EAT, EAT, EAT. Many Jewish Holidays, from Chanukah to Passover, have special culinary holiday traditions: Fried food for Chanukah (because of the oily miracle, dah!); fresh, bitter, and sweet vegetables for Passover in the spring; dairy richness for the holiday of Torah-giving in the early summer, when milk is abundant in farmers’ lands, and apples and honey for the New Year in early fall. Every time a meal is shared, people come together, share memories, dishes, and time, which creates a powerful sense of belonging.
READ, READ, READ. Whenever Jews celebrate a holiday, from the weekly Shabbat to New Year’s, they read from the Torah, and sometimes from additional biblical books. In the synagogue, but also around the table (yes, more eating), Jews read the Five Books of Moses, the Book of Esther for Purim, and the Song of Songs, the biblical love song, on Passover. And then they read more! Jewish laws, Jewish philosophy, Jewish mysticism, Jewish history, Jewish children’s books, and Jewish poetry—“there is no end to [Jewish] bookmaking” (Ecclesiastes 12:12)—and they love it this way! With a large body of shared stories and ideas, you never run out of things to talk about!
DO, DO, DO. Like most other Jewish communities, Congregation Beth Shalom is a Caring Committee, and a Tikun Olam (“Repair the World”) Initiative. Members of Beth Shalom prepare meals for one another when others are ill, have newborns, or move to town; they check in with each other, and they give back to the broader Bozeman community by volunteering at Fork and Spoon and Family Promise. If you stick together to help each other, and if you spend time together in helping others, you will return home with a sense of wholeness, and pride in a tradition that teaches you to care, to love your neighbor, and to contribute to the community you live in.

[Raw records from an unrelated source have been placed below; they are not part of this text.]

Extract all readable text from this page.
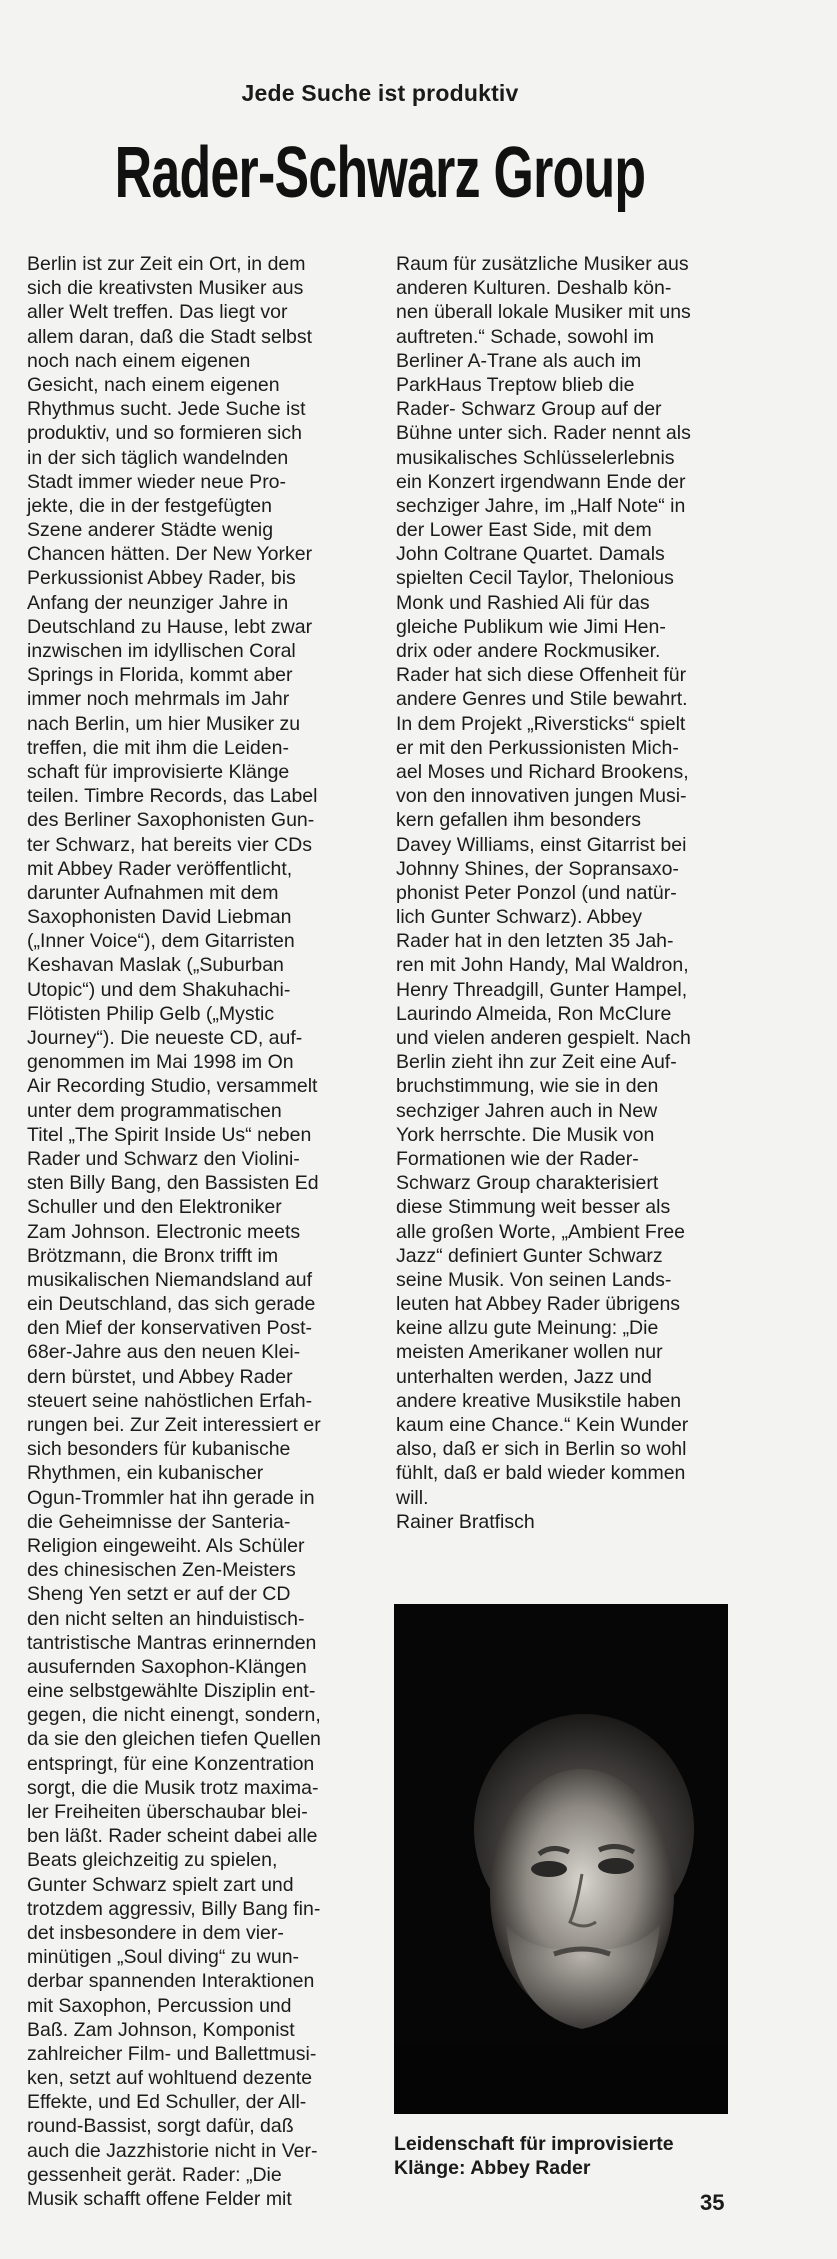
Jede Suche ist produktiv
Rader-Schwarz Group
Berlin ist zur Zeit ein Ort, in dem
sich die kreativsten Musiker aus
aller Welt treffen. Das liegt vor
allem daran, daß die Stadt selbst
noch nach einem eigenen
Gesicht, nach einem eigenen
Rhythmus sucht. Jede Suche ist
produktiv, und so formieren sich
in der sich täglich wandelnden
Stadt immer wieder neue Pro-
jekte, die in der festgefügten
Szene anderer Städte wenig
Chancen hätten. Der New Yorker
Perkussionist Abbey Rader, bis
Anfang der neunziger Jahre in
Deutschland zu Hause, lebt zwar
inzwischen im idyllischen Coral
Springs in Florida, kommt aber
immer noch mehrmals im Jahr
nach Berlin, um hier Musiker zu
treffen, die mit ihm die Leiden-
schaft für improvisierte Klänge
teilen. Timbre Records, das Label
des Berliner Saxophonisten Gun-
ter Schwarz, hat bereits vier CDs
mit Abbey Rader veröffentlicht,
darunter Aufnahmen mit dem
Saxophonisten David Liebman
(„Inner Voice“), dem Gitarristen
Keshavan Maslak („Suburban
Utopic“) und dem Shakuhachi-
Flötisten Philip Gelb („Mystic
Journey“). Die neueste CD, auf-
genommen im Mai 1998 im On
Air Recording Studio, versammelt
unter dem programmatischen
Titel „The Spirit Inside Us“ neben
Rader und Schwarz den Violini-
sten Billy Bang, den Bassisten Ed
Schuller und den Elektroniker
Zam Johnson. Electronic meets
Brötzmann, die Bronx trifft im
musikalischen Niemandsland auf
ein Deutschland, das sich gerade
den Mief der konservativen Post-
68er-Jahre aus den neuen Klei-
dern bürstet, und Abbey Rader
steuert seine nahöstlichen Erfah-
rungen bei. Zur Zeit interessiert er
sich besonders für kubanische
Rhythmen, ein kubanischer
Ogun-Trommler hat ihn gerade in
die Geheimnisse der Santeria-
Religion eingeweiht. Als Schüler
des chinesischen Zen-Meisters
Sheng Yen setzt er auf der CD
den nicht selten an hinduistisch-
tantristische Mantras erinnernden
ausufernden Saxophon-Klängen
eine selbstgewählte Disziplin ent-
gegen, die nicht einengt, sondern,
da sie den gleichen tiefen Quellen
entspringt, für eine Konzentration
sorgt, die die Musik trotz maxima-
ler Freiheiten überschaubar blei-
ben läßt. Rader scheint dabei alle
Beats gleichzeitig zu spielen,
Gunter Schwarz spielt zart und
trotzdem aggressiv, Billy Bang fin-
det insbesondere in dem vier-
minütigen „Soul diving“ zu wun-
derbar spannenden Interaktionen
mit Saxophon, Percussion und
Baß. Zam Johnson, Komponist
zahlreicher Film- und Ballettmusi-
ken, setzt auf wohltuend dezente
Effekte, und Ed Schuller, der All-
round-Bassist, sorgt dafür, daß
auch die Jazzhistorie nicht in Ver-
gessenheit gerät. Rader: „Die
Musik schafft offene Felder mit
Raum für zusätzliche Musiker aus
anderen Kulturen. Deshalb kön-
nen überall lokale Musiker mit uns
auftreten.“ Schade, sowohl im
Berliner A-Trane als auch im
ParkHaus Treptow blieb die
Rader- Schwarz Group auf der
Bühne unter sich. Rader nennt als
musikalisches Schlüsselerlebnis
ein Konzert irgendwann Ende der
sechziger Jahre, im „Half Note“ in
der Lower East Side, mit dem
John Coltrane Quartet. Damals
spielten Cecil Taylor, Thelonious
Monk und Rashied Ali für das
gleiche Publikum wie Jimi Hen-
drix oder andere Rockmusiker.
Rader hat sich diese Offenheit für
andere Genres und Stile bewahrt.
In dem Projekt „Riversticks“ spielt
er mit den Perkussionisten Mich-
ael Moses und Richard Brookens,
von den innovativen jungen Musi-
kern gefallen ihm besonders
Davey Williams, einst Gitarrist bei
Johnny Shines, der Sopransaxo-
phonist Peter Ponzol (und natür-
lich Gunter Schwarz). Abbey
Rader hat in den letzten 35 Jah-
ren mit John Handy, Mal Waldron,
Henry Threadgill, Gunter Hampel,
Laurindo Almeida, Ron McClure
und vielen anderen gespielt. Nach
Berlin zieht ihn zur Zeit eine Auf-
bruchstimmung, wie sie in den
sechziger Jahren auch in New
York herrschte. Die Musik von
Formationen wie der Rader-
Schwarz Group charakterisiert
diese Stimmung weit besser als
alle großen Worte, „Ambient Free
Jazz“ definiert Gunter Schwarz
seine Musik. Von seinen Lands-
leuten hat Abbey Rader übrigens
keine allzu gute Meinung: „Die
meisten Amerikaner wollen nur
unterhalten werden, Jazz und
andere kreative Musikstile haben
kaum eine Chance.“ Kein Wunder
also, daß er sich in Berlin so wohl
fühlt, daß er bald wieder kommen
will.
Rainer Bratfisch
Leidenschaft für improvisierte
Klänge: Abbey Rader
35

And so, this year, when Jews in Montana light the first Chanukah candle on December 28, and the last ones on December 5, the Jewish fires burn from Whitefish to Bozeman, and from Billings to Butte. In every Jewish home, there will be donuts and fried potato latkes, schmaltzy Chanukah songs, Chanukah presents (not a Jewish tradition, but a good one we learned from our neighbors), and lots and lots of Jewish stories—from the second century to the story about grandfather Joseph.